Un film de Peter Weir
Pays d'origine Etats-Unis
Durée 2h14
Sortie en France 31/12/2003

Avec
Russell Crowe (le capitaine Jack Aubrey)
Paul Bettany (le docteur Stephen Maturin)
Billy Boyd (Barrett Bonden)
James d'Arcy (le lieutenant Thomas Pullings)
Lee Ingleby (Hollom)
George Innes (le marin Joe Plaice)

Scénario Peter Weir et John Collee
Production Samuel Goldwyn Jr. et Duncan Henderson
Distribution United International Pictures (U.I.P.), France




 

Master and commander : de l'autre côté du monde
(Master and commander : the far side of the world)
 
Guerre maritime et paix intérieure
 

03/01/2004
Si le récent affrontement entre la France et l’Angleterre pendant la dernière coupe de monde de rugby, ne vous a pas rassasié, allez donc voir son remake maritime qui vient de sortir au cinéma sous le titre martial de « Master and Commander ». Tiré de la série romanesque de Patrick O’Brien, ce film marque également le retour au premier plan de Peter Weir, cinéaste touche-à-tout au parcours très inégal. Sa mise en scène articule remarquablement ici le grand spectacle et l’intime, l’épopée et la chronique pour aboutir à un excellent divertissement, digne de la flamboyance de l’âge d’or hollywoodien.

Chasse en mer

Nous sommes embarqués à bord du Surprise, vaisseau britannique qui a pour mission de neutraliser l’Achéron, mythique bateau français qui va exporter dans le Pacifique, la guerre qui ravage l’Europe au début du 19ème siècle. On y suit donc la vie quotidienne du Surprise, à travers une galerie de personnages typiques tant moralement que physiquement. A commencer bien sûr par son capitaine intrépide, Jack la Chance (interprété par un Russell Crowe très crédible dans une performance où l’outrance du rôle pouvait tourner au ridicule), marin légendaire et paternaliste, admiré et aimé de ses hommes.
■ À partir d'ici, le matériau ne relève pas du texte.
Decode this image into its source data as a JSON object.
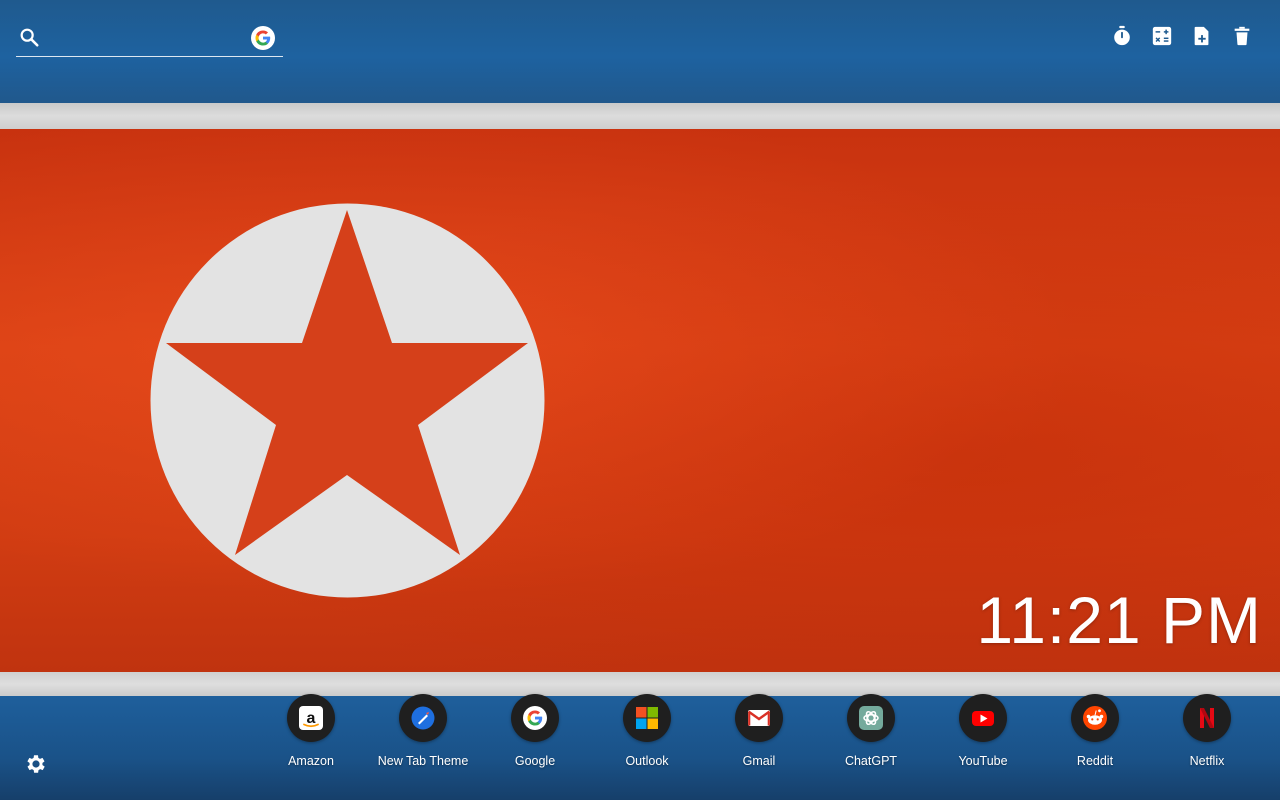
{
  "search": {
    "value": "",
    "placeholder": "",
    "search_icon": "search-icon",
    "engine_icon": "google-icon"
  },
  "toolbar": {
    "items": [
      {
        "name": "timer",
        "icon": "stopwatch-icon"
      },
      {
        "name": "calculator",
        "icon": "calculator-icon"
      },
      {
        "name": "new-note",
        "icon": "note-add-icon"
      },
      {
        "name": "delete",
        "icon": "trash-icon"
      }
    ]
  },
  "clock": {
    "time": "11:21 PM"
  },
  "shortcuts": [
    {
      "label": "Amazon",
      "icon": "amazon-icon"
    },
    {
      "label": "New Tab Theme",
      "icon": "new-tab-theme-icon"
    },
    {
      "label": "Google",
      "icon": "google-icon"
    },
    {
      "label": "Outlook",
      "icon": "microsoft-icon"
    },
    {
      "label": "Gmail",
      "icon": "gmail-icon"
    },
    {
      "label": "ChatGPT",
      "icon": "chatgpt-icon"
    },
    {
      "label": "YouTube",
      "icon": "youtube-icon"
    },
    {
      "label": "Reddit",
      "icon": "reddit-icon"
    },
    {
      "label": "Netflix",
      "icon": "netflix-icon"
    }
  ],
  "settings": {
    "icon": "gear-icon"
  },
  "colors": {
    "flag_blue": "#1e62a0",
    "flag_white": "#dcdcdc",
    "flag_red": "#d94114",
    "text": "#ffffff"
  }
}
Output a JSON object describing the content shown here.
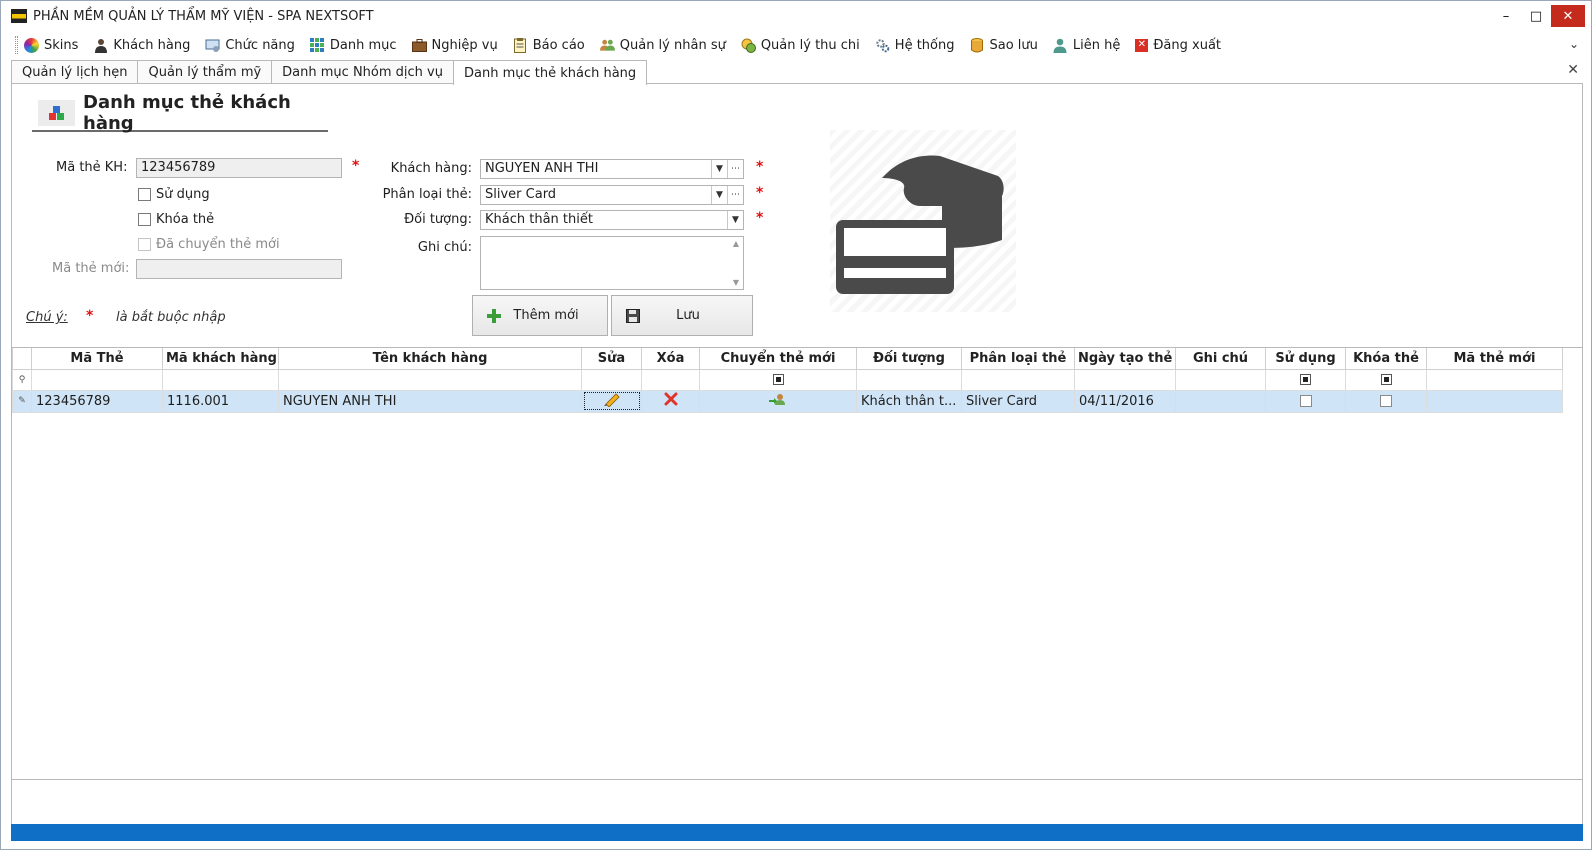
{
  "window": {
    "title": "PHẦN MỀM QUẢN LÝ THẨM MỸ VIỆN - SPA NEXTSOFT"
  },
  "menu": {
    "items": [
      {
        "label": "Skins",
        "icon": "skins-icon"
      },
      {
        "label": "Khách hàng",
        "icon": "customer-icon"
      },
      {
        "label": "Chức năng",
        "icon": "function-icon"
      },
      {
        "label": "Danh mục",
        "icon": "catalog-icon"
      },
      {
        "label": "Nghiệp vụ",
        "icon": "briefcase-icon"
      },
      {
        "label": "Báo cáo",
        "icon": "report-icon"
      },
      {
        "label": "Quản lý nhân sự",
        "icon": "staff-icon"
      },
      {
        "label": "Quản lý thu chi",
        "icon": "money-icon"
      },
      {
        "label": "Hệ thống",
        "icon": "system-gear-icon"
      },
      {
        "label": "Sao lưu",
        "icon": "backup-icon"
      },
      {
        "label": "Liên hệ",
        "icon": "contact-icon"
      },
      {
        "label": "Đăng xuất",
        "icon": "logout-icon"
      }
    ]
  },
  "tabs": [
    {
      "label": "Quản lý lịch hẹn"
    },
    {
      "label": "Quản lý thẩm mỹ"
    },
    {
      "label": "Danh mục Nhóm dịch vụ"
    },
    {
      "label": "Danh mục thẻ khách hàng",
      "active": true
    }
  ],
  "page": {
    "heading": "Danh mục thẻ khách hàng"
  },
  "form": {
    "card_code_label": "Mã thẻ KH:",
    "card_code_value": "123456789",
    "in_use_label": "Sử dụng",
    "locked_label": "Khóa thẻ",
    "transferred_label": "Đã chuyển thẻ mới",
    "new_card_label": "Mã thẻ mới:",
    "new_card_value": "",
    "customer_label": "Khách hàng:",
    "customer_value": "NGUYEN ANH THI",
    "card_type_label": "Phân loại thẻ:",
    "card_type_value": "Sliver Card",
    "target_label": "Đối tượng:",
    "target_value": "Khách thân thiết",
    "note_label": "Ghi chú:",
    "note_value": "",
    "required_mark": "*",
    "notice_title": "Chú ý:",
    "notice_text": "là bắt buộc nhập",
    "add_button": "Thêm mới",
    "save_button": "Lưu"
  },
  "grid": {
    "columns": [
      "Mã Thẻ",
      "Mã khách hàng",
      "Tên khách hàng",
      "Sửa",
      "Xóa",
      "Chuyển thẻ mới",
      "Đối tượng",
      "Phân loại thẻ",
      "Ngày tạo thẻ",
      "Ghi chú",
      "Sử dụng",
      "Khóa thẻ",
      "Mã thẻ mới"
    ],
    "rows": [
      {
        "card_code": "123456789",
        "customer_code": "1116.001",
        "customer_name": "NGUYEN ANH THI",
        "target": "Khách thân t...",
        "card_type": "Sliver Card",
        "created": "04/11/2016",
        "note": "",
        "new_card": ""
      }
    ]
  },
  "colors": {
    "accent": "#0f6fc6",
    "required": "#e01010",
    "selected_row": "#cfe4f6"
  }
}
On y suit également un médecin naturaliste, épris de découvertes scientifiques et plusieurs jeunes sous-officiers dévoués mais tourmentés par l’ambition ou par des démons. Les couches les plus basses de l’équipage ne sont pas oubliées et on pénètre ainsi dans toutes les strates du bateau, de son noble leadership jusqu’à son prolétariat, dans un saisissant raccourci d’une société anglaise profondément clivée en classes sociales.
C’est indiscutablement une des grandes qualités du film, sa volonté de description réaliste de l’existence de cette communauté hiérarchisée mais soudée par le code de l’honneur et des règles immuables, faites de traditions et de superstitions. On pourrait en sourire tant cet aspect semble a priori idyllique mais le flegme et le respect qui émanent littéralement de tous ces marins, indépendamment de leur origine, de leur position et de leur âge, les rendent véritablement attachants. Leur dévouement allant même jusqu’au sacrifice pour sauvegarder l’intérêt général.
Mais quoi de mieux qu’un adversaire terrifiant et invincible pour créer une profonde solidarité ? Si ces patriotes fervents prennent à cœur leur mission, au service du Roi dans son combat contre Napoléon, leur sens du devoir est ici transcendé par la fascination mêlée d’effroi que leur inspire l’Achéron. C’est l’une des grandes idées du film, que l’on pourrait rapprocher du « Duel » de Spielberg : on ne voit pratiquement rien du vaisseau français, si ce n’est une lointaine silhouette qui déchire les flots et attaque par surprise. C’est au sens premier du terme, un bateau fantôme, obscure menace surnaturelle, qui apparaît soudainement pour mieux disparaître. C’est la figure même de l’Autre, qui inquiète d’autant plus que l’on ne connaît que très peu de choses sur lui.

A la découverte du Monde

D’un postulat de western (la poursuite et le duel), on bascule subtilement dans un beau fantastique (l’irrationnel et les spectres). Capitaine Jack fait de cette chasse une affaire personnelle (mélange de revanche, de sens exacerbé de sa tâche et d’accomplissement de soi), entraînant avec lui son équipage, prêt à le suivre au bout du monde. Et ils y arrivent, plus précisément aux Iles Galápagos, Ailleurs merveilleux qui s’avère être le terrain de jeu de très belles robinsonnades poétiques et scientifiques. Le Monde n’est pas fini, il prend souvent les allures d’une page blanche sur laquelle tout est à écrire. Le médecin symbolise cet Honnête Homme, explorateur passionné et fin. Le temps se suspend alors mais la quête doit s’achever. C’est l’objet de l’assaut final, fruit de la ruse et du courage des hommes du Surprise. Ce morceau de bravoure est le dernier du film, qui en comporte bien d’autres, tous plus formidables les uns que les autres. Car le film a un impératif de spectaculaire, qu’il remplit à la perfection. Quelques unes de ces séquences fortes feront date tant nous sommes pris au cœur de ces batailles maritimes, brinquebalés d’un bout à l’autre du navire. Leur réalisme est saisissant et ne sent jamais la reconstitution virtuelle. La mise en scène de Peter Weir fait bien ressortir l’épaisseur humaine de ces combats féroces face à l’ennemi et de ces épreuves contre une Nature en furie. Le spectacle de « Master and Commander » n’est pas celui des parcs d’attraction mais celui des espoirs et de la souffrance des hommes.